Lenka chose $4$ distinct integers from the interval $[1, 19]$, and is solving for the probability that their sum will be an even number.
Lenka reasoned that there are only $3$ ways to select the integers to achieve an even sum: either all $4$ numbers will be even, the second possibility is $2$ even and $2$ odd numbers, and the last possibility is $4$ odd numbers.
(1) First, Lenka calculated the number of draws in which all $4$ numbers are even: "There are $9$ even numbers in the given interval, and the number of draws of $4$ even numbers from $9$ is ${9 \choose 4}=126$.“
(2) Next, she calculated the number of draws in which exactly two numbers are even and exactly two numbers are odd: "There are $9$ even numbers and $10$ odd numbers in the given interval. The number of such draws is ${9 \choose 2}+{10 \choose 2}=81$.“
(3) She calculated the number of draws in which all $4$ numbers are odd: "There are $10$ odd numbers in the given interval.

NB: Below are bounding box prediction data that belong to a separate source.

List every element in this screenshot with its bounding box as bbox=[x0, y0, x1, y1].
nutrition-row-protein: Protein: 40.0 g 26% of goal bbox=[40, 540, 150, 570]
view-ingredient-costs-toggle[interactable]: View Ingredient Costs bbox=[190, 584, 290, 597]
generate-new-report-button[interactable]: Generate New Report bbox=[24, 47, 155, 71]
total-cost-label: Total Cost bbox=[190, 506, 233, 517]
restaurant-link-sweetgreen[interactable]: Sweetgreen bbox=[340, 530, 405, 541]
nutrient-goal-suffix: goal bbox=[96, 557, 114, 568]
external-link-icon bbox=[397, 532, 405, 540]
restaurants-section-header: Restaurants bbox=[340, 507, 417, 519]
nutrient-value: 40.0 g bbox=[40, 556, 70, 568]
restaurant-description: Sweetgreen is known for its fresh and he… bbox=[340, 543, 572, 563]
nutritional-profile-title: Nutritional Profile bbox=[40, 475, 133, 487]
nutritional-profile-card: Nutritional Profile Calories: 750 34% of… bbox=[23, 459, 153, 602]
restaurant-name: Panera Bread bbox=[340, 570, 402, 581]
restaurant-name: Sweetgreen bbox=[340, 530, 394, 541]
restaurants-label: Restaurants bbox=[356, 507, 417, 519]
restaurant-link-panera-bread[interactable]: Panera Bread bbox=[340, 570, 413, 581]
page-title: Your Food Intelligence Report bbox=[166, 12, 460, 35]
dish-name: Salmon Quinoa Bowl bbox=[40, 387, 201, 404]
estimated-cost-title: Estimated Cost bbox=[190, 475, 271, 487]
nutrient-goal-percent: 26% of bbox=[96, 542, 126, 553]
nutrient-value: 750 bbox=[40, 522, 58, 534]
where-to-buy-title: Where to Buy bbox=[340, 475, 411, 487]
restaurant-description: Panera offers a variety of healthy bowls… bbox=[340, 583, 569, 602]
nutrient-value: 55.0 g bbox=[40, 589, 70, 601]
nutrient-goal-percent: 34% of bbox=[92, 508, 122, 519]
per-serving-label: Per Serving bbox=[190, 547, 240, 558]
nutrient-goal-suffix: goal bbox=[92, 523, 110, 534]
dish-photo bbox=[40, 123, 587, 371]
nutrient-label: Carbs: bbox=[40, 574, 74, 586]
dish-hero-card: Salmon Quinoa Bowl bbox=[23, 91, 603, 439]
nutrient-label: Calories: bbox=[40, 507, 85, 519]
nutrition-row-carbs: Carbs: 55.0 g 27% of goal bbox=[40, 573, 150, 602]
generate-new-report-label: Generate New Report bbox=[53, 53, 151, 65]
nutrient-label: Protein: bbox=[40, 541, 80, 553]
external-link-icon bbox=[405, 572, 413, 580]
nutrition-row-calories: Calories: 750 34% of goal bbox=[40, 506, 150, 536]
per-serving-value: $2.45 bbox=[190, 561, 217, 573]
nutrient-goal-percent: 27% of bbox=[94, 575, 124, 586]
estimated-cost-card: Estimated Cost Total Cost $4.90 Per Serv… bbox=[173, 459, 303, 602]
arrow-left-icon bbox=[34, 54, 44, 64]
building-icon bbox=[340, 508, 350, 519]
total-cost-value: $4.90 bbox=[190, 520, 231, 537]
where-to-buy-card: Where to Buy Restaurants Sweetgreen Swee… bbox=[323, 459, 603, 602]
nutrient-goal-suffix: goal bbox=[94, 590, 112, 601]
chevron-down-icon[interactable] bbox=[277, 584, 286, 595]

Therefore, the number of such selections is ${10 \choose 4}=210$.“
(4) She determined the number of selections of $4$ integers that satisfy the condition that their sum is even: $126 + 81 + 210 = 417$.
(5) She calculated the total number of possible selections of $4$ numbers from $19$ as ${19 \choose 4}=3876$.
(6) She determined the probability that when randomly selecting $4$ integers from the interval $[1, 19]$, their sum will be an even number, as $\frac{417}{3876}\approx 0.1076$.
Lenka solved the problem correctly.
Lenka made a mistake in step (1). The number of draws of $4$ even numbers is $4\cdot9 = 36$. The correct probability is $\frac{36 + 81 + 210}{3876} \approx 0.0844$.
Lenka made a mistake in step (2). The number of draws with two even and two odd numbers is ${9\choose 2}\cdot{10 \choose 2} = 1620$. The sought probability is $\frac{126 + 1 620 + 210}{3876}\approx 0.5046$.
Lenka made a mistake in calculating the probability in step (6). The correct probability is $1 – \frac{417}{3876}\approx0.8924$.